这一层的走廊上一时充满了快活的空气,热闹又欢快。
“那就开宴会吧,欢迎地瓜丸加入我们企鹅物流,我可以去做苹果派和苹果蛋糕,”能天使笑着说,“No party,No life!”
“好啊,我…呃…寿喜烧和蛋糕好像不搭配,我还是专心吃东西就好了,我去外面买些酒水,再带一点菜回来,能天使前辈,可以拜托你带地瓜丸去洗个澡吗?因为是从地里刨出来的,她身上现在还有不少土灰。”
“我叫桃金娘!我快要生气了!”
“不要太严肃嘛,哦哦!好大的苹果——诶?!是假的啊…”
这时候鬼已经翻身后仰,从窗口跳了下去。
——
那次接近暴走,不,到后来的确是放任自我,仅仅以“带着伊芙利特溜号”这个目标约束自己,失控一样的大肆破坏——那次注射以及本不明显,但被源石试剂激发了的返祖特征并非在术后完全消弭。

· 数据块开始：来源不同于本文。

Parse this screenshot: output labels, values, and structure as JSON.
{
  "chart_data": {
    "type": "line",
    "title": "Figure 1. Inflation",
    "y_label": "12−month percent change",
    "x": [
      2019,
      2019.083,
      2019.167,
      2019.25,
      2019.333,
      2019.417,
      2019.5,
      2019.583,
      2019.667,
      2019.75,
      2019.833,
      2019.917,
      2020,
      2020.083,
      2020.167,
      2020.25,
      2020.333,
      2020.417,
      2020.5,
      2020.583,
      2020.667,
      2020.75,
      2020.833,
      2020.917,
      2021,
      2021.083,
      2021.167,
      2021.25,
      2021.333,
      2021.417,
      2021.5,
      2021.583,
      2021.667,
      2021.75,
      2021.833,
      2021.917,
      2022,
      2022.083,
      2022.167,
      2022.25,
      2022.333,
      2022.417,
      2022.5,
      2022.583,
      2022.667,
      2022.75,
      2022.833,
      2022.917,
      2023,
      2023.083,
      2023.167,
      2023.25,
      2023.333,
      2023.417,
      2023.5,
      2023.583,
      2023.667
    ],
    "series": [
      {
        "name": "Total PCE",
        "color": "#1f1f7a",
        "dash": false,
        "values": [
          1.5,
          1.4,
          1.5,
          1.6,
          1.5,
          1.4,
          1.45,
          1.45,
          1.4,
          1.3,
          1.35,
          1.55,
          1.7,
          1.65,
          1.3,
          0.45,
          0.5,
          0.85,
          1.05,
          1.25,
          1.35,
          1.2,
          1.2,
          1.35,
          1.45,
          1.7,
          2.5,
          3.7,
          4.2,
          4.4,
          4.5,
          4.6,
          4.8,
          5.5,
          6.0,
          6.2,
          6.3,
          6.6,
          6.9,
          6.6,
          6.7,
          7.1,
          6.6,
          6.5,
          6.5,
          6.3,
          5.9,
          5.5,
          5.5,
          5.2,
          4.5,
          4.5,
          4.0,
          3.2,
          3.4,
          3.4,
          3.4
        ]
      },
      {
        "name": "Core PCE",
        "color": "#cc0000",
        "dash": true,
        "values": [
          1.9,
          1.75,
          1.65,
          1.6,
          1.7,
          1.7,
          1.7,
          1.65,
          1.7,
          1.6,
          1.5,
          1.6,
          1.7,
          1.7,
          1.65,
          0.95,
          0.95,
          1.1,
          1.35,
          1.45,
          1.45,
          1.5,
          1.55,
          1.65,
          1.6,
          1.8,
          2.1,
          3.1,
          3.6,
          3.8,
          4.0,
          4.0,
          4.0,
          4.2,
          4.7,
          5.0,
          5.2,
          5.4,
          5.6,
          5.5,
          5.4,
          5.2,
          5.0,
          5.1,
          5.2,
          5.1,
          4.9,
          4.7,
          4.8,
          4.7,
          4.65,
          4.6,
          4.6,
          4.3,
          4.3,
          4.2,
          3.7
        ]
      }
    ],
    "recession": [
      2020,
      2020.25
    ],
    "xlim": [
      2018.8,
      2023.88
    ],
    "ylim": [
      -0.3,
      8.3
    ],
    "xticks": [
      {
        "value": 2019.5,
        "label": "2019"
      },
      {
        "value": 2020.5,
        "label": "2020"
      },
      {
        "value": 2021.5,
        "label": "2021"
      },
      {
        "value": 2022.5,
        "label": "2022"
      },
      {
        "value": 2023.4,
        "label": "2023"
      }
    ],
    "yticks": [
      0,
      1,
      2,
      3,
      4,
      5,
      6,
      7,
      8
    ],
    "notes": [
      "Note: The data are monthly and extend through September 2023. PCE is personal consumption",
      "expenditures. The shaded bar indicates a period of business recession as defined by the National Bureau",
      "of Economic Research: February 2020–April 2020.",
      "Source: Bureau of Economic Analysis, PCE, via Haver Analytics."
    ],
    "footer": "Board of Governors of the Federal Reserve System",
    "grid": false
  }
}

最直观的改变,鬼已经是感染者了,体细胞源石融合率达到3%,在矿石病前期这个范围内,这已经算是比较高的数值了。
但是如果没有反向使用精神诱导的话,鬼的天赋会使他的存在感降低,对气息感应灵敏的人或许能发现他,但普通人肯定发现不了。
只是成为感染者以后还如此频繁的使用源石技艺,与自杀无异——源石病可不是什么温柔的东西。
除了成为感染者,返祖现象也如实保留下来,比如更加修长坚硬的角,比如变尖的犬齿
比如,比以往更加猛烈的破坏冲动与嗜血冲动
鬼的精神本来就不稳定,现在精神里暴虐的一面加强,便时不时地要去拿脑袋咣咣撞墙——不光是为了疏解颅内的痛楚,也有发泄一下破坏欲望的意思。
但是那间修道院已经不在了,已经没有了…
师傅死后,陷入自我否定的那段时间里,为数不多能够使用出燃烧力场的经历,鬼记得很清楚,但正因为清楚,才感到绝望。
就像他亲手点燃的那场大雨也未曾完全扑灭的火一样,世上的确存在着不管怎么努力都无法收货的回报,不管怎么挣扎都无法脱离的深渊,不管怎么乐天都注定要溺亡其中的绝望。
脑海里的记忆定格在穿着修女服的身影上,恶毒的怨念化作有若实物的黑**息缠绕其上,像是不详的群蛇。
还有满是悲伤的,满是杀意的,猩红如血的双眸
那是深渊的眷顾,挣脱不得
最近幻视到神父的现象越发严重了,夜晚也总有着撕裂什么的冲动。
鬼在空中翻转身体,砸向地面,双腿深深插入水泥地面,接着一条腿一条腿地拔出来。
在那些因躁狂未能成眠的夜晚,无法再次化身为杀人鬼的鬼,只有从破坏自己身体的痛楚中令残虐感得到满足。
而最近,这份痛苦和胸腔中高鸣的暴虐震响越发强烈。
大概,那是某个人,或者某两个人一起到来的预兆,只是不知道是谁,如果是幽灵鲨的话还好,如果…
“你说的对,梅菲斯特,你说得对,”鬼在心里自语,“的确不成为感染者的话,是没有资格对感染者品头论足的——”
“所以我现在成为了感染者,所以我还是觉得你该死,所以我还是想杀了你——我可是很高兴的,你也一定要好好的接住我的喜悦啊,’黑暗弥赛亚’。”
赶路的鬼,瞥见角上系着的粉色丝带,莫名地觉得不爽。
“啧,”他低哼出声,握拳时将手掌挤出三四个青白的指甲印,“真是碍眼的东西。”